Concretely, suppose we have $ M $ constraints and are walking along the set of points satisfying $ g_i(\mathbf{x}) = 0, i=1, \dots, M ,.$ Every point $ \mathbf{x} $ on the contour of a given constraint function $g_i$ has a space of allowable directions: the space of vectors perpendicular to $ \nabla g_i(\mathbf{x}) , .$ The set of directions that are allowed by all constraints is thus the space of directions perpendicular to all of the constraints’ gradients. Denote this space of allowable moves by $\ A\ $ and denote the span of the constraints’ gradients by $ S ,.$ Then $ A = S^{\perp}, ,$ the space of vectors perpendicular to every element of $ S ,.$
We are still interested in finding points where $ f $ does not change as we walk, since these points might be (constrained) extrema. We therefore seek $ \mathbf{x} $ such that any allowable direction of movement away from $\mathbf{x}$ is perpendicular to $ \nabla f(\mathbf{x}) $ (otherwise we could increase $f$ by moving along that allowable direction). In other words, $ \nabla f(\mathbf{x}) \in A^{\perp} = S ,.$ Thus there are scalars $ \lambda_1, \lambda_2,\ \dots, \lambda_M $ such that
$$ \nabla f(\mathbf{x}) = \sum_{k=1}^M \lambda_k , \nabla g_k (\mathbf{x}) \quad \iff \quad \nabla f(\mathbf{x}) - \sum_{k=1}^M {\lambda_k \nabla g_k (\mathbf{x})} = 0 ~. $$
These scalars are the Lagrange multipliers. We now have $ M $ of them, one for every constraint.

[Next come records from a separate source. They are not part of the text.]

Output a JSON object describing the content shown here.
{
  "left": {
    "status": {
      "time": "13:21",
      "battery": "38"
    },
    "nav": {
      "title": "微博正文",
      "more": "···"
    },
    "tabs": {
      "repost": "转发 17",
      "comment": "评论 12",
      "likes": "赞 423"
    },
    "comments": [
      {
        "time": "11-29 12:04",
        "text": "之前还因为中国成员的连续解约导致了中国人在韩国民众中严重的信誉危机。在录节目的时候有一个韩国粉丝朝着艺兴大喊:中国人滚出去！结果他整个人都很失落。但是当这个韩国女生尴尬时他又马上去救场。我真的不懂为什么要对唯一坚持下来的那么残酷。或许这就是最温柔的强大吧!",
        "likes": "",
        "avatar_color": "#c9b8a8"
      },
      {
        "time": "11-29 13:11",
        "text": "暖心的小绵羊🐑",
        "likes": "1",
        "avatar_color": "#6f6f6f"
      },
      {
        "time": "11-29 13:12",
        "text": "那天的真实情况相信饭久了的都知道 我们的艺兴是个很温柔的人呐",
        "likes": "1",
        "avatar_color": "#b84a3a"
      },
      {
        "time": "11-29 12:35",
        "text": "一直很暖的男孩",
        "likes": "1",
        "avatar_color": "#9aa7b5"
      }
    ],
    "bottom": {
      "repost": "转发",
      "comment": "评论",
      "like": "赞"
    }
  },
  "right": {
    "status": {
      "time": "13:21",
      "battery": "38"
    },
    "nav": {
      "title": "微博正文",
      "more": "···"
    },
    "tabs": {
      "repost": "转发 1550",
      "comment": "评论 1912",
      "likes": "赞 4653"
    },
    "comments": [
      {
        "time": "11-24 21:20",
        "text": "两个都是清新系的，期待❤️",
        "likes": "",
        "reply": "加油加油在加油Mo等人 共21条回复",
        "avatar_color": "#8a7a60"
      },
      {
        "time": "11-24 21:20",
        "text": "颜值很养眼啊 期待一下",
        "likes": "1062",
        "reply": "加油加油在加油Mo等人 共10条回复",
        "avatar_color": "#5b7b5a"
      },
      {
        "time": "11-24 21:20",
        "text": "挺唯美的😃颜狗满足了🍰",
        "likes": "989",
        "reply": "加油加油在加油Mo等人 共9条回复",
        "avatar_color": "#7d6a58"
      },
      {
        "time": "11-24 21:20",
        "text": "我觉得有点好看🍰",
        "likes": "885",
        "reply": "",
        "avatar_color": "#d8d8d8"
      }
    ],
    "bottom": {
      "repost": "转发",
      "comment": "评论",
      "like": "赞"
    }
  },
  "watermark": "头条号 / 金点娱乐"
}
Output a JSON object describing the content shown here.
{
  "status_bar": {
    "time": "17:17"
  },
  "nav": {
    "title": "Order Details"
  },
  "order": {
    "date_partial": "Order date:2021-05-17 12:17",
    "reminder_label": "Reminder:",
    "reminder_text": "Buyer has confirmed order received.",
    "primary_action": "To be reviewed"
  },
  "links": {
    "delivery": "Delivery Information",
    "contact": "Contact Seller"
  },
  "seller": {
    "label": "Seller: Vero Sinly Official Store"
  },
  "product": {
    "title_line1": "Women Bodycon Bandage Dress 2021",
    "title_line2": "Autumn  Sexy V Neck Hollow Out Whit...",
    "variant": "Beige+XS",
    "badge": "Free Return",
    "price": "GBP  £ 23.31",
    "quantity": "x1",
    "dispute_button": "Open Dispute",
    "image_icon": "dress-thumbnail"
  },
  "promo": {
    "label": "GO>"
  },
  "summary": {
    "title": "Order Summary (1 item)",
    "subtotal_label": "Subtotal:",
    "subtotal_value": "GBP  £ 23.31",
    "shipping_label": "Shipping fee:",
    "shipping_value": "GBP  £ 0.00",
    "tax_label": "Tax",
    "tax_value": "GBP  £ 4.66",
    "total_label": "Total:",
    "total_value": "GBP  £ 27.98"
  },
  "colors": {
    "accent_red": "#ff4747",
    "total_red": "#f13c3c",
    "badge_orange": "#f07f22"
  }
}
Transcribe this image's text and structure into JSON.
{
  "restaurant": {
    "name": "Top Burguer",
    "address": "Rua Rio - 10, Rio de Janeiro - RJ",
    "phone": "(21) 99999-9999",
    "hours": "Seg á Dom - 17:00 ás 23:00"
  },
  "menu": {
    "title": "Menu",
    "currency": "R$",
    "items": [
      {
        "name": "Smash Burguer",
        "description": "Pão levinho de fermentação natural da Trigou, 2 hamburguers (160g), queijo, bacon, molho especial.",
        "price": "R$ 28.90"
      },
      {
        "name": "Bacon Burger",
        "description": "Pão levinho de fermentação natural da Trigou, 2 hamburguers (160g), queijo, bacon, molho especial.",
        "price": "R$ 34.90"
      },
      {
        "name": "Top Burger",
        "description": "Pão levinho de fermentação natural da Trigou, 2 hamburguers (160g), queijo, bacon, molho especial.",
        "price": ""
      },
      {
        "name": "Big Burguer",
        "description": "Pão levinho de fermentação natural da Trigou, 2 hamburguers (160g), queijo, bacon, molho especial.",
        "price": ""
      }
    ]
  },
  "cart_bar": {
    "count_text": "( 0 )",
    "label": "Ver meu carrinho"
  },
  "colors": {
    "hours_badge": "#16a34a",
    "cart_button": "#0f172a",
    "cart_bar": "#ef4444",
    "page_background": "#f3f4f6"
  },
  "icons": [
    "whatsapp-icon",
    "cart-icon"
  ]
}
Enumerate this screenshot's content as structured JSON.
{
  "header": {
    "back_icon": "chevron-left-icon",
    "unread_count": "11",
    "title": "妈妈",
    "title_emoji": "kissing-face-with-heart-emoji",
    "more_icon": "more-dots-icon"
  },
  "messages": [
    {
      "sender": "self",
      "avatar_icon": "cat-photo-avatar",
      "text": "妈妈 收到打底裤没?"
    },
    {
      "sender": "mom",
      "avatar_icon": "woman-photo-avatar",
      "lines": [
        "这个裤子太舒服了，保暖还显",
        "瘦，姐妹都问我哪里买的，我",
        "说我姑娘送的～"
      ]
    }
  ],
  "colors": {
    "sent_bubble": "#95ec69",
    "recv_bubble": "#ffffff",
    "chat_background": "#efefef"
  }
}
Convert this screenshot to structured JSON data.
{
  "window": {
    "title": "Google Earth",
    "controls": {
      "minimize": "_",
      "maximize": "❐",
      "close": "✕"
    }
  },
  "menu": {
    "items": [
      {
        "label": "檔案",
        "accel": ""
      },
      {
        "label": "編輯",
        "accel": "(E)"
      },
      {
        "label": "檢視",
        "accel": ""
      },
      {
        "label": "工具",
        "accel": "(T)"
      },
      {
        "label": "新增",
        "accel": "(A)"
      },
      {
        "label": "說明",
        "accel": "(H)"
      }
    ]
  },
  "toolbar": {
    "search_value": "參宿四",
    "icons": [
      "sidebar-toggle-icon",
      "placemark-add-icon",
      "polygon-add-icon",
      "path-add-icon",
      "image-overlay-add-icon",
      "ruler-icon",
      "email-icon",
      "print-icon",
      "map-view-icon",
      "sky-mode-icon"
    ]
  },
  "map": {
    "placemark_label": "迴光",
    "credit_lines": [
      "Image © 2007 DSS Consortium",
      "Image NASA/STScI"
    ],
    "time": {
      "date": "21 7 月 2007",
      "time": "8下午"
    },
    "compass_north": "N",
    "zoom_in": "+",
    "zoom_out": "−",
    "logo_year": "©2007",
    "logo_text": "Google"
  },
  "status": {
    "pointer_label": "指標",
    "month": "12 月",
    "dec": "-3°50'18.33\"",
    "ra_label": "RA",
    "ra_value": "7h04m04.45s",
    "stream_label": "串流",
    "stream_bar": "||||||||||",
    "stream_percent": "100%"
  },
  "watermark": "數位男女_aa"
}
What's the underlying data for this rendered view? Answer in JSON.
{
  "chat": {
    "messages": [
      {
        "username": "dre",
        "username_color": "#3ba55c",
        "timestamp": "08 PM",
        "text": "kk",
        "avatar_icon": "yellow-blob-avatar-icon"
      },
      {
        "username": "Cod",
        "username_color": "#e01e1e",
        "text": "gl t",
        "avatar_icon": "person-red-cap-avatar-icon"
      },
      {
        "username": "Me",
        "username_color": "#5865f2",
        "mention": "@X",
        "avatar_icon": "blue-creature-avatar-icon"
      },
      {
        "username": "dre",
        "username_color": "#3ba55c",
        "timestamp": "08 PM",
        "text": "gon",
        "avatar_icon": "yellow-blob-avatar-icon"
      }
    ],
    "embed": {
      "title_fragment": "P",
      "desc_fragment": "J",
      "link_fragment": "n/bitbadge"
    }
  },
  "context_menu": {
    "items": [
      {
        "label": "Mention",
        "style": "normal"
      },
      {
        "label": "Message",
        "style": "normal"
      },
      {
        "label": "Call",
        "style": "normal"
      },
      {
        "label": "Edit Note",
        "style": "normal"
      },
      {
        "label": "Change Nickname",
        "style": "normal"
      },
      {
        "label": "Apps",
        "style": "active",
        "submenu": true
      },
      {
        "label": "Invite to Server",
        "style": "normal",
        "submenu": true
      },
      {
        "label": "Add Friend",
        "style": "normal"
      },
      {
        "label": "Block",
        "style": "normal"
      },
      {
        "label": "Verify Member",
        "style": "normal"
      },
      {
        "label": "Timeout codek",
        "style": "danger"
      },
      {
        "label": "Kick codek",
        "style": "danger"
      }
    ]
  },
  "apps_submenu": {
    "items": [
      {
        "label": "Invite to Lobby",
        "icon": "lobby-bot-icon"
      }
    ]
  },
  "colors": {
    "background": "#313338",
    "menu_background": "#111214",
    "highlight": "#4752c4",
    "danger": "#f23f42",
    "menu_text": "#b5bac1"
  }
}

As before, we introduce an auxiliary function
$$ \mathcal{L} (x_1, \ldots, x_n, \lambda_1, \ldots, \lambda_M) = f (x_1, \ldots, x_n) - \sum\limits_{k=1}^M {\lambda_k g_k ( x_1, \ldots , x_n )} $$
and solve
$$ \nabla_{x_1, \ldots , x_n, \lambda_1, \ldots, \lambda_M} \mathcal{L} (x_1, \ldots, x_n, \lambda_1, \ldots, \lambda_M) = 0 \iff \begin{cases} \nabla f(\mathbf{x}) - \sum_{k=1}^M {\lambda_k , \nabla g_k (\mathbf{x})} = 0 \\ g_1(\mathbf{x}) = \cdots = g_M(\mathbf{x}) = 0 \end{cases} $$
which amounts to solving $ n+M $ equations in $ n+M $ unknowns.
The constraint qualification assumption when there are multiple constraints is that the constraint gradients at the relevant point are linearly independent.